5 Ways to Enjoy Minnesota's 10,000 Lakes

When you visit a place that’s nicknamed “Land of 10,000 Lakes” (make that 11,842, to be precise), it's pretty much required that you explore one or two of them while you’re here. In fact, many would argue you haven’t had the full Minnesota experience until you've gone to the lake. After all, they’re not hard to find!

As you plan your Minnesota getaway, be sure to carve out some time at a lake—whether it’s a side trip for an afternoon or the focus of your whole vacation. Here are five great ways to do so.

  1. Take a Cruise
    Tour boat on Lake Itasca surrounded by lush green forest.

    Coborns Cruises tour boat at Itasca State Park.

    Take a Cruise

    An easy and fun way to get out on a lake is to climb aboard a tour boat. In the north woods, a narrated boat trip in Itasca State Park explores the lake where the Mississippi River begins as a small stream, and tour boats explore the wilderness lakes of Voyageurs National Park. Elsewhere in the state, Gull Lake Cruises offers cruises with meals on the popular Gull Lake near Brainerd. Vista Fleet tours feature views of Duluth from the city’s harbor and Lake Superior.

    Lake Minnetonka, a vast, meandering lake to the west of Minneapolis, has several tour boats: Lady of the Lake paddlewheel, Wayzata Bay Charters, Al and Alma's Charter Cruises and more. In southeast Minnesota, the Pelican Breeze plies the waters of Albert Lea Lake.

  2. Play at the Beach
    Father and kids play on the shore of Lake Superior in Grand Marais

    Father and kids splash around on the shore of Lake Superior in Grand Marais / Roy Son

    Play at the Beach

    It’s the classic way to spend a summer day.

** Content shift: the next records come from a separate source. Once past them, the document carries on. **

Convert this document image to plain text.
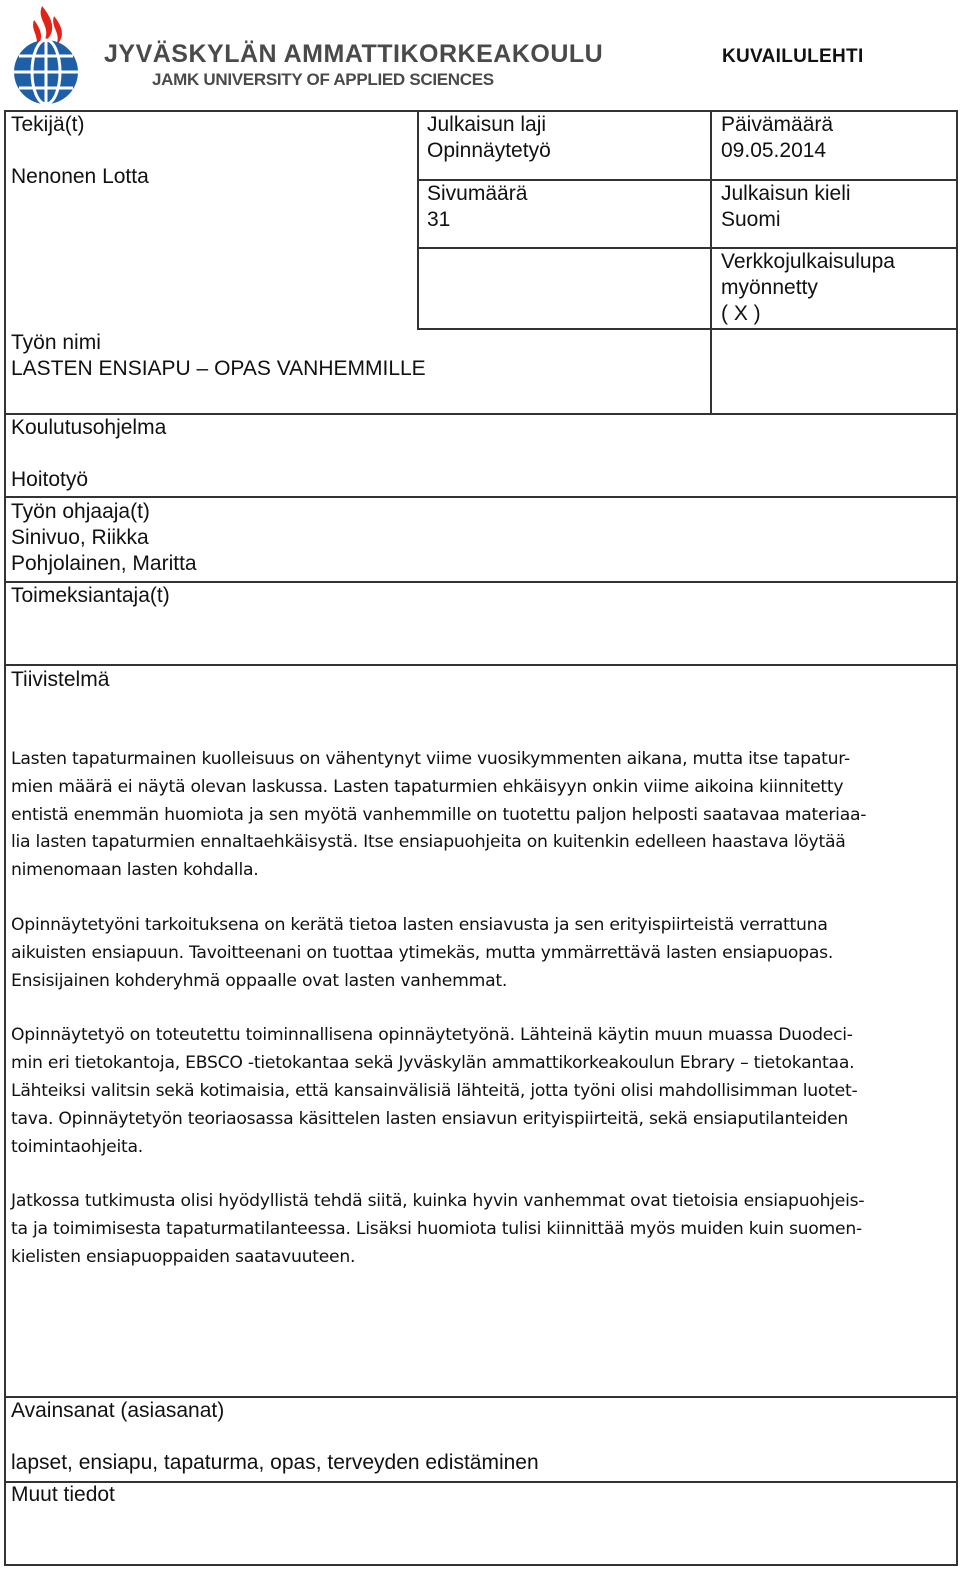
JYVÄSKYLÄN AMMATTIKORKEAKOULU
JAMK UNIVERSITY OF APPLIED SCIENCES
KUVAILULEHTI
Tekijä(t)
Nenonen Lotta
Julkaisun laji
Opinnäytetyö
Päivämäärä
09.05.2014
Sivumäärä
31
Julkaisun kieli
Suomi
Verkkojulkaisulupa
myönnetty
( X )
Työn nimi
LASTEN ENSIAPU – OPAS VANHEMMILLE
Koulutusohjelma
Hoitotyö
Työn ohjaaja(t)
Sinivuo, Riikka
Pohjolainen, Maritta
Toimeksiantaja(t)
Tiivistelmä

Lasten tapaturmainen kuolleisuus on vähentynyt viime vuosikymmenten aikana, mutta itse tapatur-
mien määrä ei näytä olevan laskussa. Lasten tapaturmien ehkäisyyn onkin viime aikoina kiinnitetty
entistä enemmän huomiota ja sen myötä vanhemmille on tuotettu paljon helposti saatavaa materiaa-
lia lasten tapaturmien ennaltaehkäisystä. Itse ensiapuohjeita on kuitenkin edelleen haastava löytää
nimenomaan lasten kohdalla.

Opinnäytetyöni tarkoituksena on kerätä tietoa lasten ensiavusta ja sen erityispiirteistä verrattuna
aikuisten ensiapuun. Tavoitteenani on tuottaa ytimekäs, mutta ymmärrettävä lasten ensiapuopas.
Ensisijainen kohderyhmä oppaalle ovat lasten vanhemmat.

Opinnäytetyö on toteutettu toiminnallisena opinnäytetyönä. Lähteinä käytin muun muassa Duodeci-
min eri tietokantoja, EBSCO -tietokantaa sekä Jyväskylän ammattikorkeakoulun Ebrary – tietokantaa.
Lähteiksi valitsin sekä kotimaisia, että kansainvälisiä lähteitä, jotta työni olisi mahdollisimman luotet-
tava. Opinnäytetyön teoriaosassa käsittelen lasten ensiavun erityispiirteitä, sekä ensiaputilanteiden
toimintaohjeita.

Jatkossa tutkimusta olisi hyödyllistä tehdä siitä, kuinka hyvin vanhemmat ovat tietoisia ensiapuohjeis-
ta ja toimimisesta tapaturmatilanteessa. Lisäksi huomiota tulisi kiinnittää myös muiden kuin suomen-
kielisten ensiapuoppaiden saatavuuteen.

Avainsanat (asiasanat)
lapset, ensiapu, tapaturma, opas, terveyden edistäminen
Muut tiedot
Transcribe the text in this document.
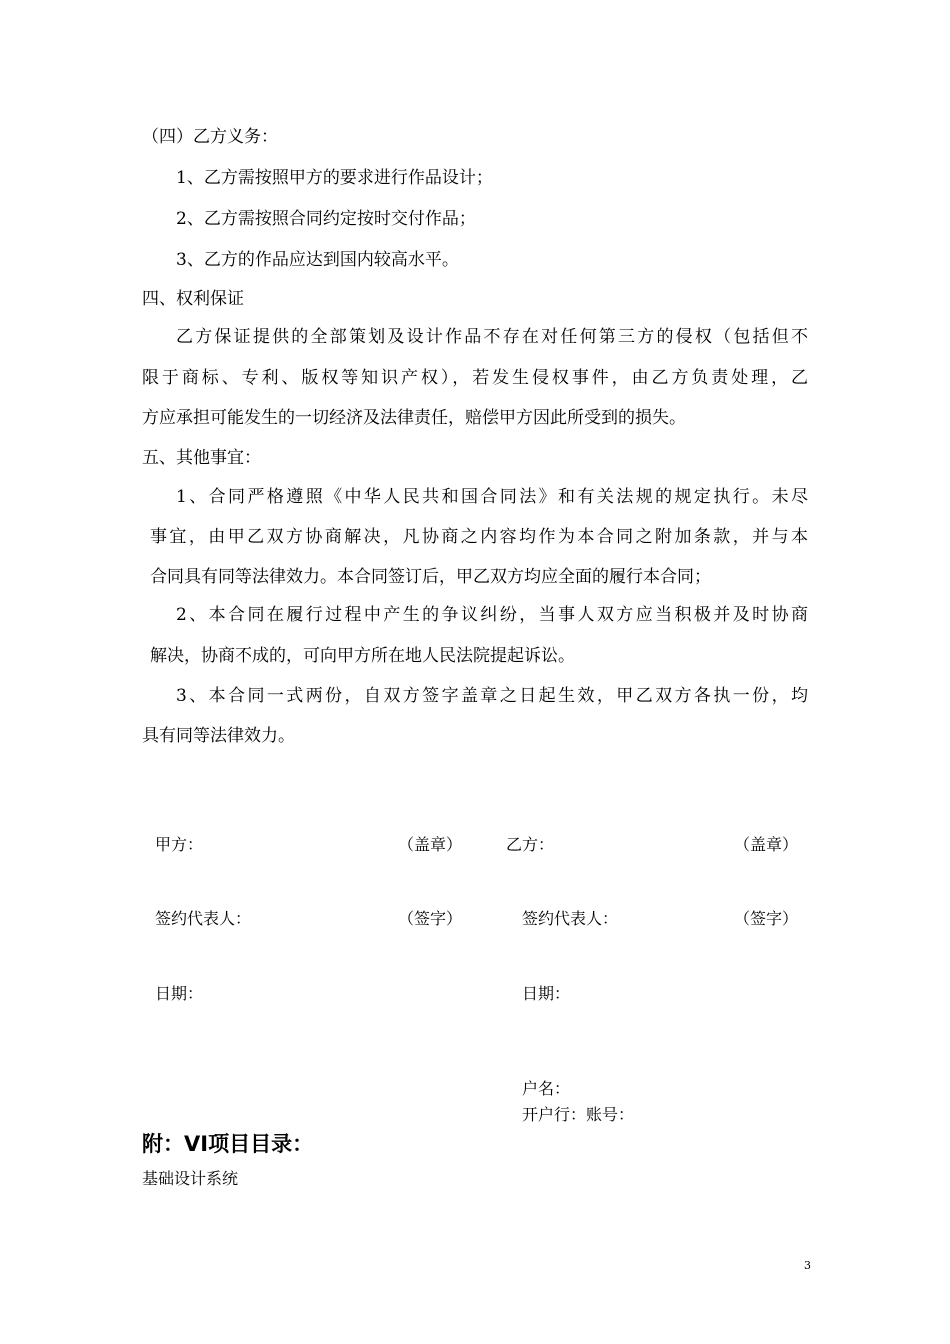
（四）乙方义务：
1、乙方需按照甲方的要求进行作品设计；
2、乙方需按照合同约定按时交付作品；
3、乙方的作品应达到国内较高水平。
四、权利保证
乙方保证提供的全部策划及设计作品不存在对任何第三方的侵权（包括但不
限于商标、专利、版权等知识产权），若发生侵权事件，由乙方负责处理，乙
方应承担可能发生的一切经济及法律责任，赔偿甲方因此所受到的损失。
五、其他事宜：
1、合同严格遵照《中华人民共和国合同法》和有关法规的规定执行。未尽
事宜，由甲乙双方协商解决，凡协商之内容均作为本合同之附加条款，并与本
合同具有同等法律效力。本合同签订后，甲乙双方均应全面的履行本合同；
2、本合同在履行过程中产生的争议纠纷，当事人双方应当积极并及时协商
解决，协商不成的，可向甲方所在地人民法院提起诉讼。
3、本合同一式两份，自双方签字盖章之日起生效，甲乙双方各执一份，均
具有同等法律效力。
甲方：	（盖章）	乙方：	（盖章）
签约代表人：	（签字）	签约代表人：	（签字）
日期：	日期：
户名：
开户行：账号：
附：VI项目目录：
基础设计系统
3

Spread out a towel, pull out a good book, make a sandcastle with the kids, and cool off with a dip in the lake. It’s easy to include a beach day (or several!) on a Minnesota getaway. Many cities have great beaches right in town, including Big Lake, Detroit Lakes, Fairmont, Spicer and Waconia. For a refreshing dip in our biggest lake, Superior, head to Park Point Beach in Duluth. You can even beach it at Bde Maka Ska and Lake Harriet right in the heart of Minneapolis, and several other Twin Cities-area lakes.

    Numerous state parks have terrific sand beaches, including Father Hennepin on Mille Lacs Lake, Zippel Bay on Lake of the Woods, McCarthy Beach, Lake Bemidji, Maplewood and Lake Shetek. Most of Minnesota’s resorts and campgrounds are located along lakeshores, so look for one with a swimming beach.

  3. Paddle Away
    Paddle boarding on Bde Maka Ska in Minneapolis

    Stand-up paddle boarding on Bde Maka Ska in Minneapolis / Micah Kvidt

    Paddle Away

    Canoeing, kayaking and paddleboarding are all great ways to explore our lakes. Many state and local parks offer canoe and kayak rentals for easy lake paddling. In Minneapolis, you can rent a canoe at Bde Maka Ska and paddle through a chain of lakes via connecting canals. For more experienced paddlers, the ultimate adventure is a camping trip in the Boundary Waters Canoe Area Wilderness; several outfitters provide equipment, provisions and tips.

    Paddleboards are the newest wave of fun on the lake. Stand-up paddleboards (SUPs) are available for rent at several state parks, Minneapolis city lakes and at Bryant Lake, Fish Lake and Baker regional parks in the Minneapolis area.

  4. Go Fish
    Loon Lake family fishing

    Father and daughter fishing on Loon Lake / Micah Kvidt

    Go Fish

    A favorite Minnesota pastime, fishing is favored by some simply as an excuse to get out on a lake and relax. If you don’t have your own boat, many resorts offer rentals. And even better, they can hook you up with a fishing guide who can show you the ins and outs of area lakes. Fishing charters can take you out on the big waters of Lake Superior and Lake of the Woods, and fishing launches go out on larger lakes like Mille Lacs. What’s out there? Minnesota lakes serve up a variety of species: walleye, northerns, bass, muskie, various panfish and more.

  5. Spend the Night
    Camper with headlamp in the Boundary Waters

    A nighttime campsite in the Boundary Waters / NAZpicture

    Spend the Night

    It can be hard to tear yourself away from the lake at the end of the day ... so don’t! Find your own place at the lake for a few days, or even weeks. Reserve your stay at a lakeside resort, lodge or campground to really experience lakeside living. Watch the sun set amid vivid pinks and purples. Listen for the distinctive call of loons across the water.

    After nightfall, roast marshmallows at a campfire, be amazed by zillions of stars twinkling above, see the moon rise above the lake and, if you’re lucky, catch the northern lights dancing in the sky. It’s the perfect end to a relaxing day at the lake, with the promise of another to come.